Acta Biomater. 2021 Oct 1;133:126-138. doi: 10.1016/j.actbio.2021.07.075. Epub 2021 Aug 5.
Hydrogels have been used to design synthetic matrices that capture salient features of matrix microenvironments to study and control cellular functions. Recent advances in understanding of both extracellular matrix biology and biomaterial design have shown that biophysical cues are powerful mediators of cell biology, especially that of mesenchymal stromal cells (MSCs). MSCs have been tested in many clinical trials because of their ability to modulate immune cells in different pathological conditions. While roles of biophysical cues in MSC biology have been studied in the context of multilineage differentiation, their significance in regulating immunomodulatory functions of MSCs is just beginning to be elucidated. This review first describes design principles behind how biophysical cues in native microenvironments influence the ability of MSCs to regulate immune cell production and functions. We will then discuss how biophysical cues can be leveraged to optimize cell isolation, priming, and delivery, which can help improve the success of MSC therapy for immunomodulation. Finally, a perspective is presented on how implementing biophysical cues in MSC potency assay can be important in predicting clinical outcomes. STATEMENT OF SIGNIFICANCE: Stromal cells of mesenchymal origin are known to direct immune cell functions in vivo by secreting paracrine mediators. This property has been leveraged in developing mesenchymal stromal cell (MSC)-based therapeutics by adoptive transfer to treat immunological rejection and tissue injuries, which have been tested in over one thousand clinical trials to date, but with mixed success. Advances in biomaterial design have enabled precise control of biophysical cues based on how stromal cells interact with the extracellular matrix in microenvironments in situ. Investigators have begun to use this approach to understand how different matrix biophysical parameters, such as fiber orientation, porosity, dimensionality, and viscoelasticity impact stromal cell-mediated immunomodulation. The insights gained from this effort can potentially be used to precisely define the microenvironmental cues for isolation, priming, and delivery of MSCs, which can be tailored based on different disease indications for optimal therapeutic outcomes.

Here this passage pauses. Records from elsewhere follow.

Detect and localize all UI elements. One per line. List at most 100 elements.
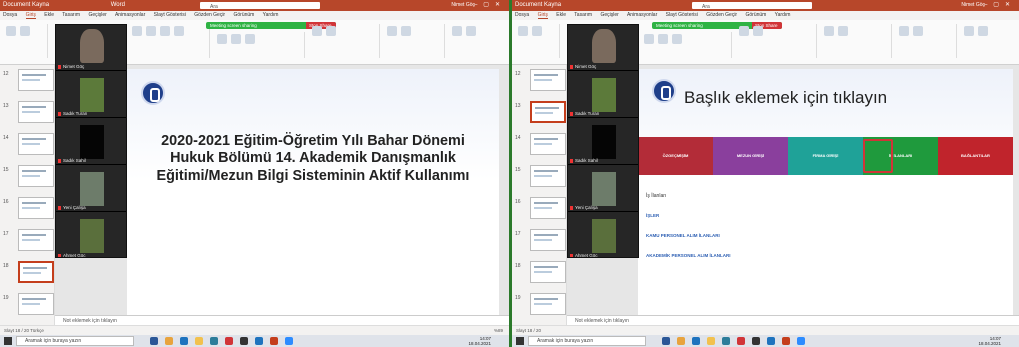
slide-thumbnail[interactable] — [18, 133, 54, 155]
link-kamu-personel[interactable]: KAMU PERSONEL ALIM İLANLARI — [646, 233, 720, 238]
tab-yardim[interactable]: Yardım — [263, 12, 279, 18]
chrome-icon[interactable] — [677, 337, 685, 345]
video-tile[interactable]: Yeni Çalışa — [56, 166, 126, 212]
window-controls[interactable]: –▢✕ — [474, 0, 506, 11]
video-tile[interactable]: Yeni Çalışa — [568, 166, 638, 212]
zoom-icon[interactable] — [797, 337, 805, 345]
slide-thumbnail-selected[interactable] — [530, 101, 566, 123]
current-slide[interactable]: 2020-2021 Eğitim-Öğretim Yılı Bahar Döne… — [127, 69, 499, 315]
paste-icon[interactable] — [6, 26, 16, 36]
slide-thumbnail[interactable] — [530, 229, 566, 251]
slide-thumbnail[interactable] — [18, 101, 54, 123]
chrome-icon[interactable] — [165, 337, 173, 345]
tab-yardim[interactable]: Yardım — [775, 12, 791, 18]
slide-thumbnail[interactable] — [530, 293, 566, 315]
windows-icon[interactable] — [516, 337, 524, 345]
bold-icon[interactable] — [132, 26, 142, 36]
search-box[interactable]: Ara — [692, 2, 812, 10]
tab-tasarim[interactable]: Tasarım — [62, 12, 80, 18]
store-icon[interactable] — [210, 337, 218, 345]
dictate-icon[interactable] — [452, 26, 462, 36]
store-icon[interactable] — [722, 337, 730, 345]
find-icon[interactable] — [899, 26, 909, 36]
windows-icon[interactable] — [4, 337, 12, 345]
replace-icon[interactable] — [401, 26, 411, 36]
dictate-icon[interactable] — [964, 26, 974, 36]
video-tile[interactable]: Sadık Turan — [56, 72, 126, 118]
underline-icon[interactable] — [160, 26, 170, 36]
task-view-icon[interactable] — [662, 337, 670, 345]
tab-gorunum[interactable]: Görünüm — [234, 12, 255, 18]
italic-icon[interactable] — [658, 34, 668, 44]
underline-icon[interactable] — [672, 34, 682, 44]
app-icon[interactable] — [767, 337, 775, 345]
cut-icon[interactable] — [20, 26, 30, 36]
find-icon[interactable] — [387, 26, 397, 36]
edge-icon[interactable] — [180, 337, 188, 345]
clock[interactable]: 14:07 18.04.2021 — [978, 336, 1001, 346]
app-icon[interactable] — [752, 337, 760, 345]
tab-animasyonlar[interactable]: Animasyonlar — [627, 12, 657, 18]
tab-animasyonlar[interactable]: Animasyonlar — [115, 12, 145, 18]
link-isler[interactable]: İŞLER — [646, 213, 659, 218]
designer-icon[interactable] — [978, 26, 988, 36]
slide-thumbnail[interactable] — [530, 197, 566, 219]
tab-gorunum[interactable]: Görünüm — [746, 12, 767, 18]
list-icon[interactable] — [753, 26, 763, 36]
slide-thumbnail[interactable] — [530, 133, 566, 155]
tab-ekle[interactable]: Ekle — [44, 12, 54, 18]
align-icon[interactable] — [739, 26, 749, 36]
slide-thumbnail[interactable] — [18, 197, 54, 219]
slide-thumbnail[interactable] — [18, 229, 54, 251]
slide-thumbnail[interactable] — [18, 69, 54, 91]
tab-gecisler[interactable]: Geçişler — [88, 12, 106, 18]
paste-icon[interactable] — [518, 26, 528, 36]
clock[interactable]: 14:07 18.04.2021 — [468, 336, 491, 346]
tab-gecisler[interactable]: Geçişler — [600, 12, 618, 18]
list-icon[interactable] — [231, 34, 241, 44]
tab-dosya[interactable]: Dosya — [515, 12, 529, 18]
tab-dosya[interactable]: Dosya — [3, 12, 17, 18]
edge-icon[interactable] — [692, 337, 700, 345]
video-tile[interactable]: Sadık Sahil — [568, 119, 638, 165]
video-tile[interactable]: Sadık Sahil — [56, 119, 126, 165]
nav-ozgecmisim[interactable]: ÖZGEÇMİŞİM — [638, 137, 713, 175]
replace-icon[interactable] — [913, 26, 923, 36]
font-color-icon[interactable] — [174, 26, 184, 36]
bold-icon[interactable] — [644, 34, 654, 44]
explorer-icon[interactable] — [707, 337, 715, 345]
notes-pane[interactable]: Not eklemek için tıklayın — [567, 315, 1019, 325]
slide-thumbnail[interactable] — [530, 165, 566, 187]
italic-icon[interactable] — [146, 26, 156, 36]
powerpoint-icon[interactable] — [782, 337, 790, 345]
user-name[interactable]: Nimet Göç — [961, 0, 985, 11]
powerpoint-icon[interactable] — [270, 337, 278, 345]
app-icon[interactable] — [240, 337, 248, 345]
tab-gozden-gecir[interactable]: Gözden Geçir — [194, 12, 225, 18]
tab-slayt-gosterisi[interactable]: Slayt Gösterisi — [154, 12, 186, 18]
tab-ekle[interactable]: Ekle — [556, 12, 566, 18]
taskbar-search[interactable]: Aramak için buraya yazın — [16, 336, 134, 346]
tab-gozden-gecir[interactable]: Gözden Geçir — [706, 12, 737, 18]
video-tile[interactable]: Ahmet Göç — [568, 213, 638, 257]
notes-pane[interactable]: Not eklemek için tıklayın — [55, 315, 509, 325]
link-akademik-personel[interactable]: AKADEMİK PERSONEL ALIM İLANLARI — [646, 253, 731, 258]
cut-icon[interactable] — [532, 26, 542, 36]
tab-giris[interactable]: Giriş — [537, 12, 548, 19]
current-slide[interactable]: Başlık eklemek için tıklayın ÖZGEÇMİŞİM … — [638, 69, 1013, 315]
video-tile[interactable]: Nimet Göç — [568, 25, 638, 71]
app-icon[interactable] — [225, 337, 233, 345]
video-tile[interactable]: Nimet Göç — [56, 25, 126, 71]
slide-thumbnail-selected[interactable] — [18, 261, 54, 283]
app-icon[interactable] — [255, 337, 263, 345]
zoom-icon[interactable] — [285, 337, 293, 345]
tab-giris[interactable]: Giriş — [25, 12, 36, 19]
search-box[interactable]: Ara — [200, 2, 320, 10]
arrange-icon[interactable] — [326, 26, 336, 36]
slide-thumbnail[interactable] — [530, 261, 566, 283]
task-view-icon[interactable] — [150, 337, 158, 345]
nav-firma-girisi[interactable]: FİRMA GİRİŞİ — [788, 137, 863, 175]
taskbar-search[interactable]: Aramak için buraya yazın — [528, 336, 646, 346]
tab-tasarim[interactable]: Tasarım — [574, 12, 592, 18]
align-icon[interactable] — [217, 34, 227, 44]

水凝胶已被用于设计合成基质,以捕获基质微环境的显著特征,从而研究和控制细胞功能。对外基质生物学和生物材料设计的理解的最新进展表明,生物物理线索是细胞生物学的有力调节剂,尤其是间充质基质细胞(MSC)的生物学。由于其在不同病理条件下调节免疫细胞的能力,MSC 已在许多临床试验中进行了测试。虽然生物物理线索在 MSC 生物学中的作用已在多谱系分化的背景下进行了研究,但它们在调节 MSC 免疫调节功能方面的重要性才刚刚开始得到阐明。
这篇综述首先描述了天然微环境中的生物物理线索如何影响 MSC 调节免疫细胞产生和功能的能力背后的设计原则。然后,我们将讨论如何利用生物物理线索来优化细胞分离、启动和递送,这有助于提高 MSC 免疫调节治疗的成功率。最后,提出了在 MSC 效力测定中实施生物物理线索的重要性,这对于预测临床结果具有重要意义。
起源于间质的基质细胞已知通过分泌旁分泌介质在体内指导免疫细胞功能。这种特性已被用于开发基于间充质基质细胞(MSC)的治疗方法,通过过继转移来治疗免疫排斥和组织损伤,迄今为止,已有超过一千项临床试验进行了测试,但成功率不一。生物材料设计的进步使我们能够根据基质细胞在原位微环境中与细胞外基质的相互作用来精确控制生物物理线索。研究人员已开始利用这种方法来了解不同基质生物物理参数(如纤维取向、孔隙率、维度和粘弹性)如何影响基质细胞介导的免疫调节。
从这项工作中获得的见解有可能被用于精确定义 MSC 分离、启动和递送的微环境线索,这些线索可以根据不同的疾病指征进行定制,以获得最佳的治疗效果。